Чехов как человек, – что можно сказать об этом? Мы знаем внешние факты его жизни и их последовательность. Но об остальном, о том, чем он действительно жил, мы можем только строить догадки. Чехов был человеком исключительно сдержанным – черта довольно редкая в русской литературе. Надо полагать, что один из его биографов, написавший о нем книгу, Борис Константинович Зайцев, близок к истине, утверждая, что сильных чувств Чехов в своей жизни не испытал. Характерна в этом смысле фраза из письма к Чехову Лики, той самой Лики, Лидии Стахиевны Мизиновой, которую Чехов изобразил потом в «Чайке» и с которой у него было нечто похожее на роман. Лика пишет ему: «Мне кажется, что Вы всегда были равнодушны к людям и их недостаткам и слабостям». Судьба Лики известна – надо ли ее напоминать? Связь с писателем Потапенко, незаконный ребенок, который потом умер, замужество – она вышла за режиссера Санина, – и потом, в 1937 году в Париже, смерть на больничной койке, почти через полвека после ее первой встречи с Чеховым. «Мне кажется, что Вы всегда были равнодушны к людям».

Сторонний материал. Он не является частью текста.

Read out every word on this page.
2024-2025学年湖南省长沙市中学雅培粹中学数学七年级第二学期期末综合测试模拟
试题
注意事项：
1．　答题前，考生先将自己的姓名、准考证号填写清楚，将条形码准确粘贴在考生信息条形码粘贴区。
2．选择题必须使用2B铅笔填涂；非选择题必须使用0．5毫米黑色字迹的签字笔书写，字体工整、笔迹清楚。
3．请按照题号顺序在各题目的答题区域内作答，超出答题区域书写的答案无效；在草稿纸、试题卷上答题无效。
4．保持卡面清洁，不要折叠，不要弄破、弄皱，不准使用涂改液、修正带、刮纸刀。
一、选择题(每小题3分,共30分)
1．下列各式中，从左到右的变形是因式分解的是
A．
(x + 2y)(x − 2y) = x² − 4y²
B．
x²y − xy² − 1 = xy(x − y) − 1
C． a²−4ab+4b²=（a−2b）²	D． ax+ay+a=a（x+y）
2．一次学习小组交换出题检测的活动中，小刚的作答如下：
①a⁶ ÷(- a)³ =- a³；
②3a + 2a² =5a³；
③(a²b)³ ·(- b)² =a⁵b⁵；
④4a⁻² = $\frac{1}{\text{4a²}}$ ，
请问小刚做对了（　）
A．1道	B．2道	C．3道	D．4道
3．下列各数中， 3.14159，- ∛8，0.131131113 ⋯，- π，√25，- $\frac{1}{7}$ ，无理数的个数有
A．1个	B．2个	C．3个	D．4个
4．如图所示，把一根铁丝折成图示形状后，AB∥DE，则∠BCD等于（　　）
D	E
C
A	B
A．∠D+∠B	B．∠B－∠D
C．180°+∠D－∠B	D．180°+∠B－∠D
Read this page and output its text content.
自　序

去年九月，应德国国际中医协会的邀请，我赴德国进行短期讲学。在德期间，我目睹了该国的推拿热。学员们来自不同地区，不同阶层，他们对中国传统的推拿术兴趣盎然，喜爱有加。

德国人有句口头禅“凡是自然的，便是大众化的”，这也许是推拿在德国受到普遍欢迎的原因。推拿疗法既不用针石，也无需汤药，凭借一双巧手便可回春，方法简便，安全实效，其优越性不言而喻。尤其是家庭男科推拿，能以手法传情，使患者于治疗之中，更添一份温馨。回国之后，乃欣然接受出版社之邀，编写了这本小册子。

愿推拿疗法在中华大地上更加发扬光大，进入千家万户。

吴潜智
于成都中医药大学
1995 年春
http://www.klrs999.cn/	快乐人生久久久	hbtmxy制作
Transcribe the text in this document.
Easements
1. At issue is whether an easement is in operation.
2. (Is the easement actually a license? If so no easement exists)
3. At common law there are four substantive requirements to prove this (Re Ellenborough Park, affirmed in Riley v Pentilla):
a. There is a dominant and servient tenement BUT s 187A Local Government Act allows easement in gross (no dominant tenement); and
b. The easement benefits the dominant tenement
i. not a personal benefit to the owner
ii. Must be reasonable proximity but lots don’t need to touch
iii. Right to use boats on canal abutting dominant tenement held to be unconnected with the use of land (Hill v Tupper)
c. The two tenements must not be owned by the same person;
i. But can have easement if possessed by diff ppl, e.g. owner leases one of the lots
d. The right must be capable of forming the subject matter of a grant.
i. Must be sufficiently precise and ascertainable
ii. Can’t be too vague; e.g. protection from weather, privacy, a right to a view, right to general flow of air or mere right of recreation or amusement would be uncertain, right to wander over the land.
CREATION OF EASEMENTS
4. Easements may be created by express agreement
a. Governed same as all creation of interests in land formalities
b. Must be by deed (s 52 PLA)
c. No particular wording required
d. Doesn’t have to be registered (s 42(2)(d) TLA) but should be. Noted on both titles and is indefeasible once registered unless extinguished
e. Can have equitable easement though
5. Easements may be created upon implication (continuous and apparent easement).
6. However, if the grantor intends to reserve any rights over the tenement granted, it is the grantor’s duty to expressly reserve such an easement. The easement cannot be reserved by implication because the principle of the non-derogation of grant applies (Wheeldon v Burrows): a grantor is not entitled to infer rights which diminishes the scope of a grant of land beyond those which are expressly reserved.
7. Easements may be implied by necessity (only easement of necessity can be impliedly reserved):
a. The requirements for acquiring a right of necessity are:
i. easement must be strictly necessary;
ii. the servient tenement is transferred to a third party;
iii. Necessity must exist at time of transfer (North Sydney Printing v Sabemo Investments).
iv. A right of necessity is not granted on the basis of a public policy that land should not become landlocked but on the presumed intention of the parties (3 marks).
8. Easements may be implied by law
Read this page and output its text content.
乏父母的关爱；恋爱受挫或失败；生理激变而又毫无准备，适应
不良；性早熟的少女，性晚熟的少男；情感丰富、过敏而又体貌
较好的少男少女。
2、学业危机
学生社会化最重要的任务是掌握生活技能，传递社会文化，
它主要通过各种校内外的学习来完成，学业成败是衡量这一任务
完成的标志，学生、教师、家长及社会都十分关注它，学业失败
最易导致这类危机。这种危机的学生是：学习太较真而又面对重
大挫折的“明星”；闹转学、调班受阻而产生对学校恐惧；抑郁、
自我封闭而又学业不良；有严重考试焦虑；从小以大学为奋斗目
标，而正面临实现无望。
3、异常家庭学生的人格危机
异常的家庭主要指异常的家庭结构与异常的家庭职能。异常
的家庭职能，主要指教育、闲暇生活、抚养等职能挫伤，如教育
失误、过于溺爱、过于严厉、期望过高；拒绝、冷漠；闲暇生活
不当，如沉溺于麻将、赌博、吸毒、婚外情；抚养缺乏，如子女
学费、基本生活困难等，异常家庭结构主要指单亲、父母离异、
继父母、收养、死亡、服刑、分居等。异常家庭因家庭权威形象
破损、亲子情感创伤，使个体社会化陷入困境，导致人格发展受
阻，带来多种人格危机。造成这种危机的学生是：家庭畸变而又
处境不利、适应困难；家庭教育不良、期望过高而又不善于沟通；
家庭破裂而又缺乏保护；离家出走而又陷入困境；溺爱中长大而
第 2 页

Бунин в своей книге о Чехове пишет:
«А ведь до сих пор многие думают, что Чехов никогда не испытал большого чувства.
Так думал когда-то и я.
Теперь же я твердо скажу: „Испытал! Испытал к Лидии Алексеевне Авиловой“». «Воспоминания Авиловой, написанные с большим блеском, волнением, редкой талантливостью – это пишет Бунин, – и редким тактом, были для меня открытием».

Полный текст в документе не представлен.